The answer lies in how the issue is viewed by the onlooker. The “halachah” response to troubling behavior is to focus on the solution, without getting caught up in the outrage. When seen in such a way it is a “proper sight” from the very start, and the reason he was led to notice it was indeed to help rectify it. He will surely reprimand his friend according to the Torah’s guidelines—quietly, discreetly, and lovingly.
But what if that isn’t the case, and he views the issue in a negative manner? This is a sure sign that what he is seeing is simply a reflection of his own equally questionable behavior. (In this vein, the Frierdiker Rebbe once said that when cleaning a precious object, one doesn’t exult in finding more dirt, but rather in rendering it pristine.

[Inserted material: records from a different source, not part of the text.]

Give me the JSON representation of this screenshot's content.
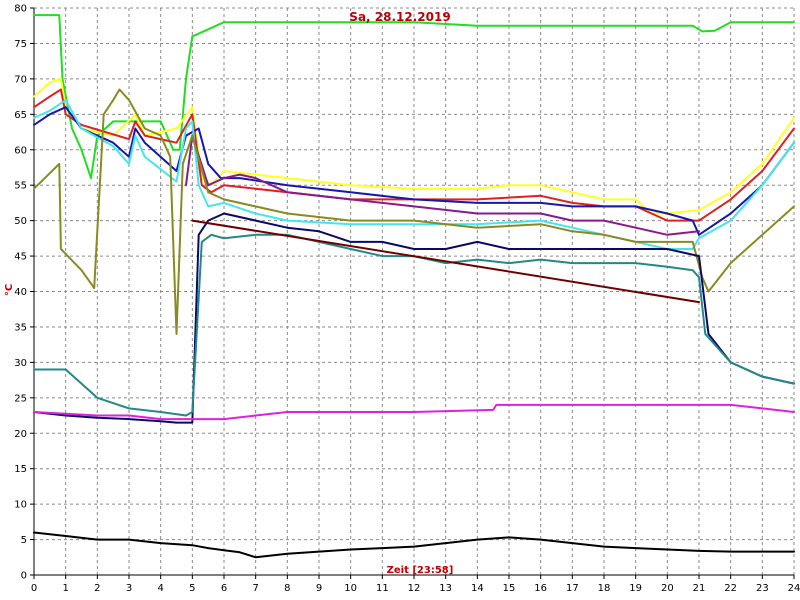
{
  "chart_data": {
    "type": "line",
    "title": "Sa, 28.12.2019",
    "xlabel": "Zeit [23:58]",
    "ylabel": "°C",
    "xlim": [
      0,
      24
    ],
    "ylim": [
      0,
      80
    ],
    "x_ticks": [
      0,
      1,
      2,
      3,
      4,
      5,
      6,
      7,
      8,
      9,
      10,
      11,
      12,
      13,
      14,
      15,
      16,
      17,
      18,
      19,
      20,
      21,
      22,
      23,
      24
    ],
    "y_ticks": [
      0,
      5,
      10,
      15,
      20,
      25,
      30,
      35,
      40,
      45,
      50,
      55,
      60,
      65,
      70,
      75,
      80
    ],
    "grid": true,
    "series": [
      {
        "color": "#22dd22",
        "points": [
          [
            0,
            79
          ],
          [
            0.8,
            79
          ],
          [
            0.9,
            70
          ],
          [
            1.2,
            63
          ],
          [
            1.5,
            60
          ],
          [
            1.8,
            56
          ],
          [
            2.0,
            62
          ],
          [
            2.5,
            64
          ],
          [
            3.0,
            64
          ],
          [
            3.5,
            64
          ],
          [
            4.0,
            64
          ],
          [
            4.4,
            60
          ],
          [
            4.6,
            60
          ],
          [
            4.8,
            70
          ],
          [
            5.0,
            76
          ],
          [
            5.5,
            77
          ],
          [
            6.0,
            78
          ],
          [
            8,
            78
          ],
          [
            10,
            78
          ],
          [
            12,
            78
          ],
          [
            14,
            77.5
          ],
          [
            16,
            77.5
          ],
          [
            18,
            77.5
          ],
          [
            20,
            77.5
          ],
          [
            20.8,
            77.5
          ],
          [
            21.1,
            76.7
          ],
          [
            21.5,
            76.8
          ],
          [
            22,
            78
          ],
          [
            24,
            78
          ]
        ]
      },
      {
        "color": "#ffff22",
        "points": [
          [
            0,
            67.5
          ],
          [
            0.5,
            69.5
          ],
          [
            0.85,
            70
          ],
          [
            1.0,
            66
          ],
          [
            1.5,
            63
          ],
          [
            2.5,
            62
          ],
          [
            3.2,
            65
          ],
          [
            3.5,
            62
          ],
          [
            4.5,
            63
          ],
          [
            5.0,
            66
          ],
          [
            5.3,
            56
          ],
          [
            5.6,
            55
          ],
          [
            6.0,
            57
          ],
          [
            8,
            56
          ],
          [
            10,
            55
          ],
          [
            12,
            54.5
          ],
          [
            14,
            54.5
          ],
          [
            15,
            55
          ],
          [
            16,
            55
          ],
          [
            17,
            54
          ],
          [
            18,
            53
          ],
          [
            19,
            53
          ],
          [
            19.5,
            51
          ],
          [
            20,
            51
          ],
          [
            21,
            51.5
          ],
          [
            22,
            54
          ],
          [
            23,
            58
          ],
          [
            24,
            64.5
          ]
        ]
      },
      {
        "color": "#dd2222",
        "points": [
          [
            0,
            66
          ],
          [
            0.5,
            67.5
          ],
          [
            0.85,
            68.5
          ],
          [
            1.0,
            65
          ],
          [
            1.5,
            63.5
          ],
          [
            3.0,
            61.5
          ],
          [
            3.2,
            64
          ],
          [
            3.5,
            62
          ],
          [
            4.5,
            61
          ],
          [
            5.0,
            65
          ],
          [
            5.3,
            55
          ],
          [
            5.6,
            54
          ],
          [
            6.0,
            55
          ],
          [
            8,
            54
          ],
          [
            10,
            53
          ],
          [
            12,
            53
          ],
          [
            14,
            53
          ],
          [
            16,
            53.5
          ],
          [
            17,
            52.5
          ],
          [
            18,
            52
          ],
          [
            19,
            52
          ],
          [
            20,
            50
          ],
          [
            21,
            50
          ],
          [
            22,
            53
          ],
          [
            23,
            57
          ],
          [
            24,
            63
          ]
        ]
      },
      {
        "color": "#1818aa",
        "points": [
          [
            0,
            63.5
          ],
          [
            0.5,
            65
          ],
          [
            1.0,
            66
          ],
          [
            1.5,
            63
          ],
          [
            2.5,
            61
          ],
          [
            3.0,
            59
          ],
          [
            3.2,
            63
          ],
          [
            3.5,
            61
          ],
          [
            4.5,
            57
          ],
          [
            4.8,
            62
          ],
          [
            5.2,
            63
          ],
          [
            5.5,
            58
          ],
          [
            5.9,
            56
          ],
          [
            6.5,
            56
          ],
          [
            8,
            55
          ],
          [
            10,
            54
          ],
          [
            12,
            53
          ],
          [
            14,
            52.5
          ],
          [
            16,
            52.5
          ],
          [
            17,
            52
          ],
          [
            18,
            52
          ],
          [
            19,
            52
          ],
          [
            20,
            51
          ],
          [
            20.8,
            50
          ],
          [
            21,
            48
          ],
          [
            22,
            51
          ],
          [
            23,
            55
          ],
          [
            24,
            61
          ]
        ]
      },
      {
        "color": "#44e6ee",
        "points": [
          [
            0,
            64.5
          ],
          [
            0.5,
            65.5
          ],
          [
            1.0,
            67
          ],
          [
            1.5,
            63
          ],
          [
            2.5,
            60.5
          ],
          [
            3.0,
            58
          ],
          [
            3.2,
            62
          ],
          [
            3.5,
            59
          ],
          [
            4.5,
            55.5
          ],
          [
            4.8,
            63
          ],
          [
            5.0,
            64
          ],
          [
            5.2,
            55
          ],
          [
            5.5,
            52
          ],
          [
            6.0,
            52.5
          ],
          [
            7,
            51
          ],
          [
            8,
            50
          ],
          [
            10,
            49.5
          ],
          [
            12,
            49.5
          ],
          [
            14,
            49.5
          ],
          [
            16,
            50
          ],
          [
            17,
            49
          ],
          [
            18,
            48
          ],
          [
            19,
            47
          ],
          [
            20,
            46
          ],
          [
            20.8,
            46
          ],
          [
            21,
            47.5
          ],
          [
            22,
            50
          ],
          [
            23,
            55
          ],
          [
            24,
            61
          ]
        ]
      },
      {
        "color": "#8a1a8a",
        "points": [
          [
            4.8,
            55
          ],
          [
            5.0,
            62
          ],
          [
            5.5,
            55
          ],
          [
            6.0,
            56
          ],
          [
            6.5,
            56.5
          ],
          [
            7,
            56
          ],
          [
            8,
            54
          ],
          [
            10,
            53
          ],
          [
            12,
            52
          ],
          [
            14,
            51
          ],
          [
            16,
            51
          ],
          [
            17,
            50
          ],
          [
            18,
            50
          ],
          [
            19,
            49
          ],
          [
            20,
            48
          ],
          [
            21,
            48.5
          ]
        ]
      },
      {
        "color": "#8a8a22",
        "points": [
          [
            0,
            54.5
          ],
          [
            0.8,
            58
          ],
          [
            0.85,
            46
          ],
          [
            1.5,
            43
          ],
          [
            1.9,
            40.5
          ],
          [
            2.2,
            65
          ],
          [
            2.5,
            67
          ],
          [
            2.7,
            68.5
          ],
          [
            3.0,
            67
          ],
          [
            3.5,
            63
          ],
          [
            4.0,
            62
          ],
          [
            4.3,
            59
          ],
          [
            4.5,
            34
          ],
          [
            4.7,
            58
          ],
          [
            5.0,
            62
          ],
          [
            5.5,
            54
          ],
          [
            6.0,
            53
          ],
          [
            8,
            51
          ],
          [
            10,
            50
          ],
          [
            12,
            50
          ],
          [
            14,
            49
          ],
          [
            16,
            49.5
          ],
          [
            17,
            48.5
          ],
          [
            18,
            48
          ],
          [
            19,
            47
          ],
          [
            20,
            47
          ],
          [
            20.8,
            47
          ],
          [
            21.1,
            42
          ],
          [
            21.3,
            40
          ],
          [
            22,
            44
          ],
          [
            23,
            48
          ],
          [
            24,
            52
          ]
        ]
      },
      {
        "color": "#0a0a66",
        "points": [
          [
            0,
            23
          ],
          [
            1,
            22.5
          ],
          [
            2,
            22.2
          ],
          [
            3,
            22
          ],
          [
            4,
            21.7
          ],
          [
            4.5,
            21.5
          ],
          [
            5.0,
            21.5
          ],
          [
            5.2,
            48
          ],
          [
            5.5,
            50
          ],
          [
            6.0,
            51
          ],
          [
            7,
            50
          ],
          [
            8,
            49
          ],
          [
            9,
            48.5
          ],
          [
            10,
            47
          ],
          [
            11,
            47
          ],
          [
            12,
            46
          ],
          [
            13,
            46
          ],
          [
            14,
            47
          ],
          [
            15,
            46
          ],
          [
            16,
            46
          ],
          [
            17,
            46
          ],
          [
            18,
            46
          ],
          [
            19,
            46
          ],
          [
            20,
            46
          ],
          [
            21,
            45
          ],
          [
            21.3,
            34
          ],
          [
            22,
            30
          ],
          [
            23,
            28
          ],
          [
            24,
            27
          ]
        ]
      },
      {
        "color": "#228888",
        "points": [
          [
            0,
            29
          ],
          [
            1,
            29
          ],
          [
            2,
            25
          ],
          [
            3,
            23.5
          ],
          [
            4,
            23
          ],
          [
            4.8,
            22.5
          ],
          [
            5.0,
            23
          ],
          [
            5.3,
            47
          ],
          [
            5.6,
            48
          ],
          [
            6,
            47.5
          ],
          [
            7,
            48
          ],
          [
            8,
            48
          ],
          [
            9,
            47
          ],
          [
            10,
            46
          ],
          [
            11,
            45
          ],
          [
            12,
            45
          ],
          [
            13,
            44
          ],
          [
            14,
            44.5
          ],
          [
            15,
            44
          ],
          [
            16,
            44.5
          ],
          [
            17,
            44
          ],
          [
            18,
            44
          ],
          [
            19,
            44
          ],
          [
            20,
            43.5
          ],
          [
            20.8,
            43
          ],
          [
            21,
            42
          ],
          [
            21.2,
            34
          ],
          [
            22,
            30
          ],
          [
            23,
            28
          ],
          [
            24,
            27
          ]
        ]
      },
      {
        "color": "#700000",
        "points": [
          [
            5.0,
            50
          ],
          [
            21,
            38.5
          ]
        ]
      },
      {
        "color": "#dd22dd",
        "points": [
          [
            0,
            23
          ],
          [
            2,
            22.5
          ],
          [
            3,
            22.5
          ],
          [
            4,
            22
          ],
          [
            5,
            22
          ],
          [
            6,
            22
          ],
          [
            7,
            22.5
          ],
          [
            8,
            23
          ],
          [
            10,
            23
          ],
          [
            12,
            23
          ],
          [
            14.5,
            23.3
          ],
          [
            14.6,
            24
          ],
          [
            17,
            24
          ],
          [
            20,
            24
          ],
          [
            21,
            24
          ],
          [
            22,
            24
          ],
          [
            23,
            23.5
          ],
          [
            24,
            23
          ]
        ]
      },
      {
        "color": "#000000",
        "points": [
          [
            0,
            6
          ],
          [
            1,
            5.5
          ],
          [
            2,
            5
          ],
          [
            3,
            5
          ],
          [
            4,
            4.5
          ],
          [
            5,
            4.2
          ],
          [
            5.5,
            3.8
          ],
          [
            6,
            3.5
          ],
          [
            6.5,
            3.2
          ],
          [
            7,
            2.5
          ],
          [
            8,
            3
          ],
          [
            9,
            3.3
          ],
          [
            10,
            3.6
          ],
          [
            11,
            3.8
          ],
          [
            12,
            4
          ],
          [
            13,
            4.5
          ],
          [
            14,
            5
          ],
          [
            15,
            5.3
          ],
          [
            16,
            5
          ],
          [
            17,
            4.5
          ],
          [
            18,
            4
          ],
          [
            19,
            3.8
          ],
          [
            20,
            3.6
          ],
          [
            21,
            3.4
          ],
          [
            22,
            3.3
          ],
          [
            23,
            3.3
          ],
          [
            24,
            3.3
          ]
        ]
      }
    ]
  }
}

Likewise, the excitement in tackling a problem cannot arise from discovering it, but from successfully resolving it.)
When the Torah tells us that Shem and Yefes didn’t see the nakedness of their father, it doesn’t only mean that they physically avoided seeing their father’s exposure. The underlying message is that when they heard what had happened, they didn’t view the nakedness as nakedness; all they heard was that there was an issue that needed to be fixed, by bringing a blanket and covering their father.
The lesson from this is that we must view and react to things in the manner which the Torah prescribes. Usually an issue must be dealt with by speaking to the other in private; at times, a more vocal reaction is warranted. But either way, we must process what we experience purely through the prism of halachah—asking ourselves what must be done, without seeing it as something improper.
For further learning see לקוטי שיחות חלק י' נח ב'.